Now take this shot from de Emmony's version:
Scared, are you? No of course you're not, you're dealing with the colour palette of a tropical paradise. And this isn't just a colour vs. black and white thing; they could have made the mise-en-scene look vaguely ghostly quicker than you can say 'desaturate':
But when I find myself wanting to offer basic image-rendering advice to a director, I can't help but think that there must be something more to why I don't like a film than photography. One of the big things that irks me about this re-make is the director's perverse fetish for this door:
***
Prop-Guy Steve: Hey Andy, I got that stuff you asked for.
Andy de Emmony: Ah cool, you got the spooky ring we find on the beach, 'cos what's the point in finding a whistle? I don't see why we should be expected to include whistles in this story, rings are in right now, what with Lord of the Rings, and The Ring and Captain Planet, and all that other trendy shit the kids are into now.
Prop-Guy Steve: Oh yeah, I got the ring. That ain't what I'm most proud of though...
Andy de Emmony: Oooh shit, I remember now, I asked you to get a creepy marble bust of some dude smiling. You get one of those? Don't worry if you can't, I'll just throw in more shots of the ring. That's a point actually, do you think it'd be cool to re-name this film 'Don't Pick Up The Ring'? Sounds more bad ass than that gay whistle thing, right?
Prop-Guy Steve: Yeah, I've got a creepy-as-fuck statue, don't worry about that. No, I've got something much, much better to show you.
Andy de Emmony: Steve, you're killing me, what is it?
Prop-Guy Steve: You know when you asked for a kinda creepy looking door?
Andy de Emmony: Yeah?
Prop-Guy Steve: Well tell me if this isn't the creepiest fucking door you've ever seen in your life!
Prop-Guy Steve pulls a large blanket off a fake door that looks like, if we're being honest, you paid a room full of teenage media-interns to design a 'creepy door' for a ghost story and they eagerly got to work having spent twenty minutes Googling pictures of haunted mansions.
Andy de Emmony: (literally jizzing everywhere) Oh my fucking god that is the scariest door I've ever seen. Right... I'm cutting out every possible bit of padding in this film and throwing in more shots of that absolutely bitchin' door. Oh god I'm gonna cry.
***
The most potent reason for this film not working however, is that John Hurt's character has been adapted into someone who does not belong in a ghost story. MR James' protagonists' are always entertainingly pretentious oafs who get their comeuppance for being so sceptical of forces beyond their understanding. As a result, the old dramatisations of these tales entertain us by letting us spend the first half scoffing at an idiot and the second half enjoying the idiot getting scared witless by the very forces he once mocked.

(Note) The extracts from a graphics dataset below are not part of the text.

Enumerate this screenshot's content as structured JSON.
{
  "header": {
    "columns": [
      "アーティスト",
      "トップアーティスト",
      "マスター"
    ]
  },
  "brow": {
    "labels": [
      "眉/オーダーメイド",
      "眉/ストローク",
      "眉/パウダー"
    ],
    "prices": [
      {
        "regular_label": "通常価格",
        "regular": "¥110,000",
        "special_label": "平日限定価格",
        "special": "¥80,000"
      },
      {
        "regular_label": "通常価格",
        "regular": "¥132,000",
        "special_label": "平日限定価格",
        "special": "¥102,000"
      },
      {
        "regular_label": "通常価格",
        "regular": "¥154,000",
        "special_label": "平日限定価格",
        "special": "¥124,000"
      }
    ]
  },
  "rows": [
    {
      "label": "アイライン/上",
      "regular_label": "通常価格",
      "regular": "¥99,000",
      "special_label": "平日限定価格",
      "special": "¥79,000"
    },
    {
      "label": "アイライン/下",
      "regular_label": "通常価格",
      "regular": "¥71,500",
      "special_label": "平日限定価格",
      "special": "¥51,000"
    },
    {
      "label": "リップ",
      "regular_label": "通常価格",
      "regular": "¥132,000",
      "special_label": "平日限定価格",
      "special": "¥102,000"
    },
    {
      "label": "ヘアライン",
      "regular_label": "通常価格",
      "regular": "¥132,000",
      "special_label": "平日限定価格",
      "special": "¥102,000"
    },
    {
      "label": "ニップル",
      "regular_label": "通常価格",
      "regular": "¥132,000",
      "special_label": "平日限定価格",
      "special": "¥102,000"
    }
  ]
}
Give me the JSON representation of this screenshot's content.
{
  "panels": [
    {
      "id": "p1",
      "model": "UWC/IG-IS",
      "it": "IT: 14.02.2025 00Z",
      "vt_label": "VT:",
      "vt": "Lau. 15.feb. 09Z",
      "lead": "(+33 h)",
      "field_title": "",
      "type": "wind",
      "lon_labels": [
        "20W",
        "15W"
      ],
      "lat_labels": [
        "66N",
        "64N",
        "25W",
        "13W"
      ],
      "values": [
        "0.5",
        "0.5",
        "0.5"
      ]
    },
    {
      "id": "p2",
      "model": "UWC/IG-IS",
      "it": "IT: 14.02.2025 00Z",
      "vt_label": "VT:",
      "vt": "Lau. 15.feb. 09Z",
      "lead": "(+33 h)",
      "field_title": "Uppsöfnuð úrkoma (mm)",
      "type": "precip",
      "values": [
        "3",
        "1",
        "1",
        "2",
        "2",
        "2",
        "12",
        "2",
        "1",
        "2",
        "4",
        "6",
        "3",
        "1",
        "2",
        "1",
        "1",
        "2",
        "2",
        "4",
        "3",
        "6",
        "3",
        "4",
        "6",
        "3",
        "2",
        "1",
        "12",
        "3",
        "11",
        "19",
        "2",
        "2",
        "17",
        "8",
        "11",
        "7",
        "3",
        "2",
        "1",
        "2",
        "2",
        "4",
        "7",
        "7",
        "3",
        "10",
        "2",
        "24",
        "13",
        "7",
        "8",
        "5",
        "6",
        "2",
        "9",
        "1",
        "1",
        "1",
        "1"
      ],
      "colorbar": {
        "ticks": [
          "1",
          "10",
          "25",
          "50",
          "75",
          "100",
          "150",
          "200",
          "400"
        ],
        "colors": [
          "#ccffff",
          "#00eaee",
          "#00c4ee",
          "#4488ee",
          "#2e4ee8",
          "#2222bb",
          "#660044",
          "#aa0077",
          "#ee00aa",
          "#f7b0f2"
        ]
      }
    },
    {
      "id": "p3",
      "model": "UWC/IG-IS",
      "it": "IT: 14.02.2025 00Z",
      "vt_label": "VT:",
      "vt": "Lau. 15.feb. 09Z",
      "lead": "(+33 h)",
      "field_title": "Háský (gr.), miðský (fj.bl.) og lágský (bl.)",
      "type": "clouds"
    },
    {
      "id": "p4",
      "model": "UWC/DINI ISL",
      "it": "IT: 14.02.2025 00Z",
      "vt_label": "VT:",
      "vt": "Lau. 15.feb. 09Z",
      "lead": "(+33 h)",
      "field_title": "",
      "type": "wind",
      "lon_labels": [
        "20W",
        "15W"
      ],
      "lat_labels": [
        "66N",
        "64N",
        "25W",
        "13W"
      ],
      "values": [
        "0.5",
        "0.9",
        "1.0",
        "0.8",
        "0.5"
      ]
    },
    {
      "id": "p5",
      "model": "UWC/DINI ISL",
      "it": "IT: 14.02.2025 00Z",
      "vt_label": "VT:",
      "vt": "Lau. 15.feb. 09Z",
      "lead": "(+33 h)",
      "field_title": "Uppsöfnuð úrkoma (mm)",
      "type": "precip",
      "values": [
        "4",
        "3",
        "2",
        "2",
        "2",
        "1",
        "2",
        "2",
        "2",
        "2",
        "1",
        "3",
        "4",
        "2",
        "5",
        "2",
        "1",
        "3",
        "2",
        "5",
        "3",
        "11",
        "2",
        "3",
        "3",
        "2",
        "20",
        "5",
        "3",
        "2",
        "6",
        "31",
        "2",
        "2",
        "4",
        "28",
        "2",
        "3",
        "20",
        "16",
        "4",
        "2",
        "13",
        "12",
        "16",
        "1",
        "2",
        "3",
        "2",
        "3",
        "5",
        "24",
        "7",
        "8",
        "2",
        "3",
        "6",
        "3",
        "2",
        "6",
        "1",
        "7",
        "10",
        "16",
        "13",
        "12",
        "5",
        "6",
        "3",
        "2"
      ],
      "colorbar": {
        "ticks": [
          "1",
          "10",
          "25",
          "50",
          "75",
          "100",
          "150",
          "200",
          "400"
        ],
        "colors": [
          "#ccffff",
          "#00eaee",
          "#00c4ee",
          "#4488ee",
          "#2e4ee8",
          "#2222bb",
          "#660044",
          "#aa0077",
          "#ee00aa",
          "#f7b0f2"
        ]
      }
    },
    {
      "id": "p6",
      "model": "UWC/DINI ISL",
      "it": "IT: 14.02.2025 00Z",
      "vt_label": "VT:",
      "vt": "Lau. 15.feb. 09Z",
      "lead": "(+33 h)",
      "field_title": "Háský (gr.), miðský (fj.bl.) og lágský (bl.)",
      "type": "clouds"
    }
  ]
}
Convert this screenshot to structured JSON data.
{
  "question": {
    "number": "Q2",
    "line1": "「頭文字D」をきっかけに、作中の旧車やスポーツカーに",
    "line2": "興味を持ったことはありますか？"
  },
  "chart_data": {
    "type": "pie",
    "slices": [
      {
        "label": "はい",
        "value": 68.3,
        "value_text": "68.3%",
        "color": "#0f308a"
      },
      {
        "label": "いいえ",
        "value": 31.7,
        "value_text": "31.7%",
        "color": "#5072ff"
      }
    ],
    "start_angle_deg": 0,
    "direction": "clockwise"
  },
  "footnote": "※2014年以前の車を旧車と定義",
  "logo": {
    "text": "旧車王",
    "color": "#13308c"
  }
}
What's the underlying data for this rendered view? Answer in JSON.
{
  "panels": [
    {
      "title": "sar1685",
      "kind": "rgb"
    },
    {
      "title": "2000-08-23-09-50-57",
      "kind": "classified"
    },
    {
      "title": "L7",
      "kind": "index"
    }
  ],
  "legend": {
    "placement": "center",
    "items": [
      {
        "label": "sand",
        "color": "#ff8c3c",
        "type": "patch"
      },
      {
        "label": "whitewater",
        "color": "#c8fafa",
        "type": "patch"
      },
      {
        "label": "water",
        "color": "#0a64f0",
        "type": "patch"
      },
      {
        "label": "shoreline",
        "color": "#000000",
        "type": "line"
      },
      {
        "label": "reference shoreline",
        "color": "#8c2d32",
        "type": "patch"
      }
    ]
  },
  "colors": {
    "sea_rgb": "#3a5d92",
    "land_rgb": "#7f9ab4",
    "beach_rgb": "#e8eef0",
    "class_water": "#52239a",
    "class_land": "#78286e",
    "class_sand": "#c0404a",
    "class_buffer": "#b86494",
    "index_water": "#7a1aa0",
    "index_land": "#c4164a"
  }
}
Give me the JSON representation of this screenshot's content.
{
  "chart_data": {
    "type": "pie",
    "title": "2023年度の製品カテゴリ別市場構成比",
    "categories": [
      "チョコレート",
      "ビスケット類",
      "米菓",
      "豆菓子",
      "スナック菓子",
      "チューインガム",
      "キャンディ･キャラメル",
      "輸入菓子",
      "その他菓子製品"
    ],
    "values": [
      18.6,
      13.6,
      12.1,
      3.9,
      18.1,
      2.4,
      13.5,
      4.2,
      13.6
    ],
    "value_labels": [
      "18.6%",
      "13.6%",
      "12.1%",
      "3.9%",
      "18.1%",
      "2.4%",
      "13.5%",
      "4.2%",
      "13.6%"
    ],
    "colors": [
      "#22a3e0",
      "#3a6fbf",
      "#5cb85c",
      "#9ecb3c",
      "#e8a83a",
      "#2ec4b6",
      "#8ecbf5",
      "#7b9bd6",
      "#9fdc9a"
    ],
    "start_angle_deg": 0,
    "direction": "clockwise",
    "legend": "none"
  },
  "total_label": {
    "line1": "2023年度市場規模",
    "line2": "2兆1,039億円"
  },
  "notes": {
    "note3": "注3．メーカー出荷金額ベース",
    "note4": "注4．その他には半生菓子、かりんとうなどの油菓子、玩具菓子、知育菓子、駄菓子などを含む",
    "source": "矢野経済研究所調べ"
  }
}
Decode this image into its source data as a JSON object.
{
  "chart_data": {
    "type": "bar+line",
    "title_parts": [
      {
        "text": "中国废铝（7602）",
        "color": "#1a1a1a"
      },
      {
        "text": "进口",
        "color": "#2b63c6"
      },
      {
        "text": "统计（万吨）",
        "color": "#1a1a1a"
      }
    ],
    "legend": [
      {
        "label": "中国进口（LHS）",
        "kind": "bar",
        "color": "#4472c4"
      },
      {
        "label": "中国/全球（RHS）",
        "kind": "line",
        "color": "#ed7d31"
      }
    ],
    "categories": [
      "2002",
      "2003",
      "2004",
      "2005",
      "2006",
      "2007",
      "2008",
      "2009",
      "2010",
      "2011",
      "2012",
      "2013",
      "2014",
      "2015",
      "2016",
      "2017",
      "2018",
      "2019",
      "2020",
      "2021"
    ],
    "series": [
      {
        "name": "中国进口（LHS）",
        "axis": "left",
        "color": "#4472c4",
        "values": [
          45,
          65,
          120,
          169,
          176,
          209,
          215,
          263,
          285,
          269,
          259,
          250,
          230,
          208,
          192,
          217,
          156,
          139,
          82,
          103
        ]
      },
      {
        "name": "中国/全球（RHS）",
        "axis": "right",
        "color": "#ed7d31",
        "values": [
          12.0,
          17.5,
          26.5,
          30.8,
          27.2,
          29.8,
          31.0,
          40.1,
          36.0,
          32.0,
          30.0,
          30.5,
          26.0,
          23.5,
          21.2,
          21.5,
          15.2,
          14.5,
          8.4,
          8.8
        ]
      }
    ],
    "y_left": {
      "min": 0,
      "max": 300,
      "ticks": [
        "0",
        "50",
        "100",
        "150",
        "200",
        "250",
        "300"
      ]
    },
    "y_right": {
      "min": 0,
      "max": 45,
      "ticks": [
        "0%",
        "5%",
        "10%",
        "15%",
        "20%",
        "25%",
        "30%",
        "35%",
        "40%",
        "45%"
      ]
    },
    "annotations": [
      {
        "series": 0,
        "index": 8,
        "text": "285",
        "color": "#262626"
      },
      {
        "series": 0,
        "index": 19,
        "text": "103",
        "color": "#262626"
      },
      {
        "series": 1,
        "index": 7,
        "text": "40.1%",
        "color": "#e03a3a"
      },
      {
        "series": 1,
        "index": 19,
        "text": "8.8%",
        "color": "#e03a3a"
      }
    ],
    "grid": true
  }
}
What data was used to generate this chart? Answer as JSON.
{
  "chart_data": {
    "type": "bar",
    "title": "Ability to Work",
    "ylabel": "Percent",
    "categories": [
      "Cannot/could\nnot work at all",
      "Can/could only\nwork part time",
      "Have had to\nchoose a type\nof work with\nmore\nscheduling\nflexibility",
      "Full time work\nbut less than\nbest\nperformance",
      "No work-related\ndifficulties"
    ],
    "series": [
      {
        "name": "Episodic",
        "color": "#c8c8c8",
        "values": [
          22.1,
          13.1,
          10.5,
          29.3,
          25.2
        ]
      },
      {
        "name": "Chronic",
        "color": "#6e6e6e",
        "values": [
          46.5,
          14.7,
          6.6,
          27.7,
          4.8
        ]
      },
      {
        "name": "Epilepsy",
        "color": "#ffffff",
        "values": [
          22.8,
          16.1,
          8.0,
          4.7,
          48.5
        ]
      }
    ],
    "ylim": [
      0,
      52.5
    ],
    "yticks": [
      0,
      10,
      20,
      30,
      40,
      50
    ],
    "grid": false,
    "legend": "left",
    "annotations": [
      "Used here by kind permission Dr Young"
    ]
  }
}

The 2010 version chooses to ladle on the sympathy. Hurt's protagonist is struggling to deal with his wife's dementia and the guilt that comes from putting her in a home. He is never happy, never doing anything but think of his poor (creepy) wife. Gone is the charming, manic incessant rambling of Michael Horden, dispelling superstitious types over the breakfast table as he shovels sausages into his mouth. In stead we have... well, just a poor miserable bloke.
We are not entertained by a creepy ghost story - we are given the tail of a man killed by his own guilt. Because he cannot stop his wife's Alzheimer's. By all means, tell this story, but don't dress it up as an MR James' adaptation, be honest with yourself and make it an episode of Casualty. An episode of Casualty which tries desperately hard in its final 50 seconds to make you believe that you have just been watching a certain Japanese horror film about a cursed video tape.